日本の貨物船が太平洋の公海上で沈没し、A(インド人の少年17歳)、B(Aの母親)、C(台湾人の船員)、D(船のコック)の4人だけが生き残り、救命ポートで漂流していた。Cは足を骨折していたが,その足は感染症で腫れ上がり、そのままでは命が危ない状態になった。Dは、Cの足を切り落とした。しかしCは死んでしまった。BはCの肉を食べた。翌日、BはDに対して「食べるために死なせたのね」と非難した。怒ったDはBを殴り傷害を負わせたが、Aはただ見ているしかなかった。その後もDはCの肉を食べ続けた。一週間後、Aは、捕まえた亀を誤って逃がしてしまい、Dから殴られた。BはAをイカダに逃がしたが、自分ははイカダの方には来ず、Aはボートに戻ったがすでに遅く、Dはナイフで殺害したBの体を海に投げ捨て、Bの体はサメに食いちぎられた。翌日、AはDに襲いかかり、奪い取ったナイフでDを殺し、その肉を食べた。
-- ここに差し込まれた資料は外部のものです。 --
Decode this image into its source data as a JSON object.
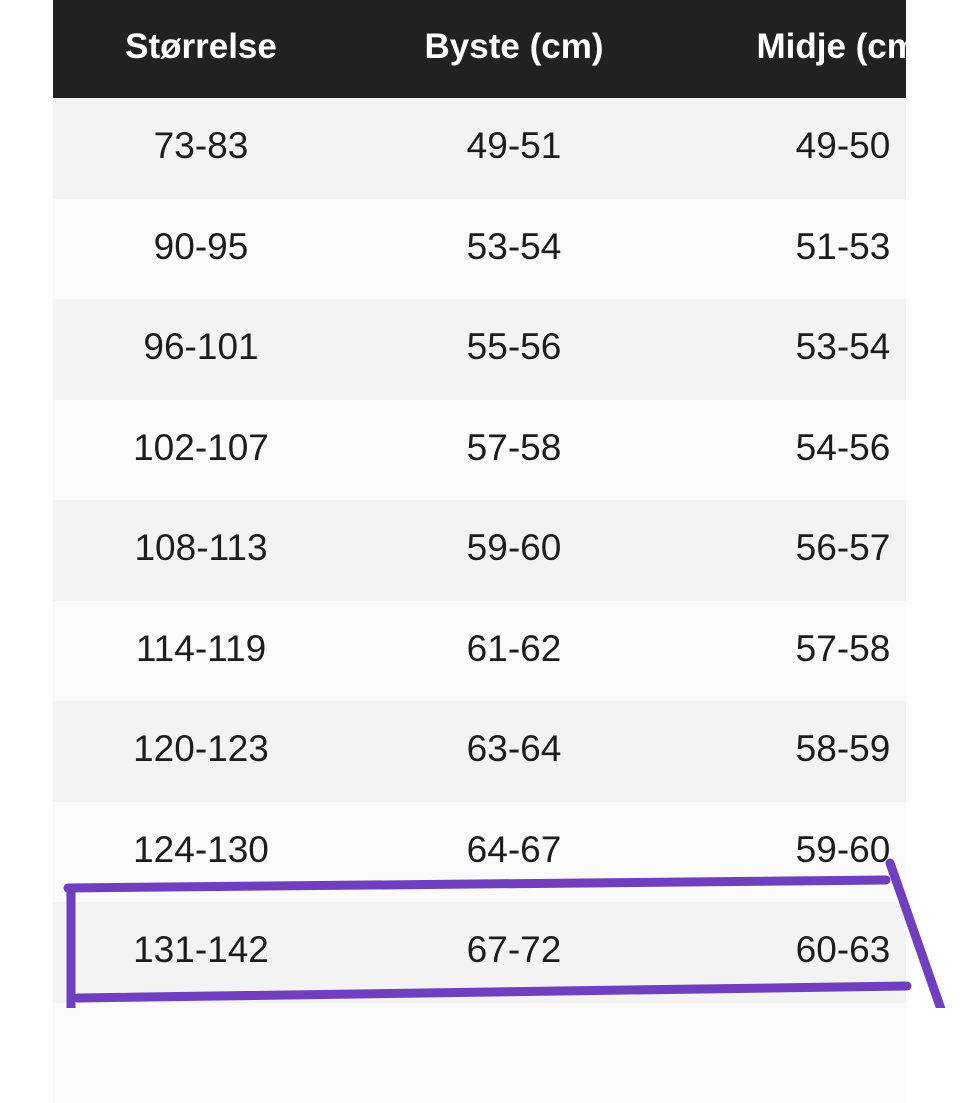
{
  "headers": [
    "Størrelse",
    "Byste (cm)",
    "Midje (cm)"
  ],
  "rows": [
    [
      "73-83",
      "49-51",
      "49-50"
    ],
    [
      "90-95",
      "53-54",
      "51-53"
    ],
    [
      "96-101",
      "55-56",
      "53-54"
    ],
    [
      "102-107",
      "57-58",
      "54-56"
    ],
    [
      "108-113",
      "59-60",
      "56-57"
    ],
    [
      "114-119",
      "61-62",
      "57-58"
    ],
    [
      "120-123",
      "63-64",
      "58-59"
    ],
    [
      "124-130",
      "64-67",
      "59-60"
    ],
    [
      "131-142",
      "67-72",
      "60-63"
    ],
    [
      "",
      "",
      ""
    ]
  ],
  "annotation": {
    "color": "#6f3fbf",
    "highlighted_row": "131-142"
  }
}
その後Aは救助されたが、Dの肉を食べていなければ餓死していたであろうという状況であった。
(問1)上の事例で日本刑法は適用できるか。
(問2)Aの罪責について論じなさい。
(問3)上の事例でDがAからの攻撃に対しナイフで防御し、それによってAが死亡し、その後Aの肉を食べた後に、救助されたという場合(Aの肉を食べていなければ餓死していたであろうという状況であった。)のDの罪責について論じなさい。